Kalangan pengusaha meminta pemerintah untuk menjaga kondisi perekonomian nasional yang saat ini sudah berada di jurang resesi. Ketua Kebijakan Publik Asosiasi Pengusaha Indonesia (Apindo) Sutrisno Iwantono mengungkapkan saat ini resesi adalah kondisi yang memang harus dilalui oleh seluruh negara termasuk Indonesia.
Namun pemerintah juga harus tetap memperhatikan perekonomian nasional yang saat ini masih tertekan.
"Ekonomi harus dijaga jangan sampai menuju krisis dan jangan sampai depresi ekonomi. Harus berusaha untuk menghentikan penurunan itu supaya bisa kembali ke atas," kata Sutrisno dalam diskusi online, Senin (7/9/2020).
SCROLL TO CONTINUE WITH CONTENT
Dia mengungkapkan saat ini memang kondisi dunia usaha sudah babak belur, terutama dunia pariwisata lebih spesifik perhotelan dan restoran. Dia menyebut ada sekitar 30 ribu hotel yang terdampak COVID-19 ini okupansinya hanya 5-15%. Kemudian restoran yang terdampak tak ada pembeli, maka restoran juga tidak bisa membeli sayur dan buah-buahan.
"Suppliernya juga mandek dan ini butuh perbaikan," jelas dia.
Sutrisno menyampaikan saat ini memang kebijakan yang diambil oleh pemerintah sudah cukup banyak namun belum maksimal membantu dunia usaha.
"Seharusnya juga ada transmisi bagaimana untuk mempercepat bantuan ini," ujarnya.
Peneliti INDEF Bhima Yudhistira Adhinegara menjelaskan kondisi ekonomi nasional saat ini banyak membuat orang terkecoh.
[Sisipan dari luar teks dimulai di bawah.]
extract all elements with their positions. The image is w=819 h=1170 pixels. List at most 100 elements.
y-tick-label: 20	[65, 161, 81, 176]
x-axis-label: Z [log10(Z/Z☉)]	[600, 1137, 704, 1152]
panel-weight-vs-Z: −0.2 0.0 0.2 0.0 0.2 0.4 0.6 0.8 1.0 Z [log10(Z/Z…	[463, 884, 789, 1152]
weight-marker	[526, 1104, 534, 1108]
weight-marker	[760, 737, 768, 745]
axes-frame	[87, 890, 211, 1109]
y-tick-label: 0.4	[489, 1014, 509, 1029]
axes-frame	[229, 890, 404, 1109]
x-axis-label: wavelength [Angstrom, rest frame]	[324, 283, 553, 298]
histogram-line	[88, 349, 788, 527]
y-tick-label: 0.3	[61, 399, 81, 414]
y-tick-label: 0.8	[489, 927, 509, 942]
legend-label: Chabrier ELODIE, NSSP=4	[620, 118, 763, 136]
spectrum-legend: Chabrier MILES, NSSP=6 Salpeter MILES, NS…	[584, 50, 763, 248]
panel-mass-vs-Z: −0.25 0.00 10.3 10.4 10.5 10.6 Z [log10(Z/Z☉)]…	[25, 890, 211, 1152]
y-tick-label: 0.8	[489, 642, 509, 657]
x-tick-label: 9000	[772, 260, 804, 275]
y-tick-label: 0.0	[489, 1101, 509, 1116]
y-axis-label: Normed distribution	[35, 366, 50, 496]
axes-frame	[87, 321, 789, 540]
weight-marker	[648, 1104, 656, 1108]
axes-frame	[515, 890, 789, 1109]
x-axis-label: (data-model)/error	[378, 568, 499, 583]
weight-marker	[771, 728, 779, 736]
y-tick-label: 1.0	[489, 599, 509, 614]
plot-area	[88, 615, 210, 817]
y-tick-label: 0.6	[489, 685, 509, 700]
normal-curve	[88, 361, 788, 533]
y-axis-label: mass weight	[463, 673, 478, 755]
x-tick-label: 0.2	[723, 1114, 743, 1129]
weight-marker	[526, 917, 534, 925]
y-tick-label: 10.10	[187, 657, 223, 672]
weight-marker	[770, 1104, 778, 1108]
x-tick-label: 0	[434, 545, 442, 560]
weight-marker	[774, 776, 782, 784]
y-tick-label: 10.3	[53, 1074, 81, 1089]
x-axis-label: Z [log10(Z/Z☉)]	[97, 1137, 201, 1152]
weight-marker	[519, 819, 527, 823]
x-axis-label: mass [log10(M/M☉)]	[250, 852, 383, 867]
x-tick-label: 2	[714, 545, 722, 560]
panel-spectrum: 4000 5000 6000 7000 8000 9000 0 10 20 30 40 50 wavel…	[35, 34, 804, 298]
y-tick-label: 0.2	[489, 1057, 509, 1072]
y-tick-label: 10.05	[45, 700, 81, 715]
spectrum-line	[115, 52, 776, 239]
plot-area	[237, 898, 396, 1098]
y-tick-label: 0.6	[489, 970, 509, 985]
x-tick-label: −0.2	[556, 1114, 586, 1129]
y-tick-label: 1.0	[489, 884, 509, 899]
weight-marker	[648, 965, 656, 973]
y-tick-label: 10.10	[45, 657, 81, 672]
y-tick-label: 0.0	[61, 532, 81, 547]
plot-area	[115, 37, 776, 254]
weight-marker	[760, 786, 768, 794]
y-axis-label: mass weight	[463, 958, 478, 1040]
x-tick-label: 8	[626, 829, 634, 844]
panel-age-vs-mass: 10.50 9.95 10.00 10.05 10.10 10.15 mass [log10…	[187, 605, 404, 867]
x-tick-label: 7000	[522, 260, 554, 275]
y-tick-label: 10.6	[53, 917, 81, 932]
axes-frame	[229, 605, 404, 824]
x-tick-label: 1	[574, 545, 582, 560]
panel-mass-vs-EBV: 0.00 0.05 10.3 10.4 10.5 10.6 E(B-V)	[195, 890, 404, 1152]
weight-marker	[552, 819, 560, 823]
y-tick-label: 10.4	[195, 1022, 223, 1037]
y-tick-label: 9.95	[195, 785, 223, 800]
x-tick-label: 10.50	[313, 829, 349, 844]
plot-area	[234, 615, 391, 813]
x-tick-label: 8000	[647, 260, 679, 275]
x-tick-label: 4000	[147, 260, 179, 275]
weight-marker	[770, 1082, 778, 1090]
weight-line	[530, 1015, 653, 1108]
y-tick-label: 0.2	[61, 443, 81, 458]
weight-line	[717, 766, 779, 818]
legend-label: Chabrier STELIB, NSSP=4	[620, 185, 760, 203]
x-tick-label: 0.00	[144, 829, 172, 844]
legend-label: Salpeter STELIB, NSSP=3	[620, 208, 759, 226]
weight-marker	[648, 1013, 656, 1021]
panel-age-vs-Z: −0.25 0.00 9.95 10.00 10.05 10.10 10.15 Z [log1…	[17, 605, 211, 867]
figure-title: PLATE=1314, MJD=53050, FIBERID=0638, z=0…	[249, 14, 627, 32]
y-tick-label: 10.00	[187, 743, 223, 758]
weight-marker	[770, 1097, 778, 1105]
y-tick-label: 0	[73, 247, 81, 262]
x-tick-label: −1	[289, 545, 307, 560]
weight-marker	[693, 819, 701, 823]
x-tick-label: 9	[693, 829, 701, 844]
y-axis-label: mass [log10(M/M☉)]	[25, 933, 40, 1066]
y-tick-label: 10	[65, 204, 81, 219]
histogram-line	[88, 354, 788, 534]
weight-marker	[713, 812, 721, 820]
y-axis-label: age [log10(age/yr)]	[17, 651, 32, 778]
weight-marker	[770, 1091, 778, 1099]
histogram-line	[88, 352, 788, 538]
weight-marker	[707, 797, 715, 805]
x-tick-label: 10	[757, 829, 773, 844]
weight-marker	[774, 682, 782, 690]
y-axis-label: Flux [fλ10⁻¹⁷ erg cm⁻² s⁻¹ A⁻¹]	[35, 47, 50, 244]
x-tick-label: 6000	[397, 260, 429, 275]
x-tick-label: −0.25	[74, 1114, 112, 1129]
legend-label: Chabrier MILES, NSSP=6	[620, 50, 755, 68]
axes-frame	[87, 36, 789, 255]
Pasalnya dalam situasi sekarang indeks harga saham gabungan (IHSG) di atas 5.000 dan rupiah tidak melemah.
Menurut dia ini bukanlah sebuah keberhasilan namun ini adalah hal semu. Misalnya dengan anjloknya harga saham ini yang dinilai murah oleh masyarakat seharusnya menjadi kewaspadaan adanya depresi.
Kemudian cadangan devisa Indonesia yang terus meningkat bukan karena prestasi pemerintah, namun hal ini terjadi karena pemerintah rajin menerbitkan surat berharga negara (SBN) untuk menutup defisit anggaran.
"Ini dianggap kesuksesan padahal ini semua karena pemerintah untuk menutup defisit anggaran. Kalau terjadi shock ekonomi gampang banget sektor keuangan kena," jelas dia.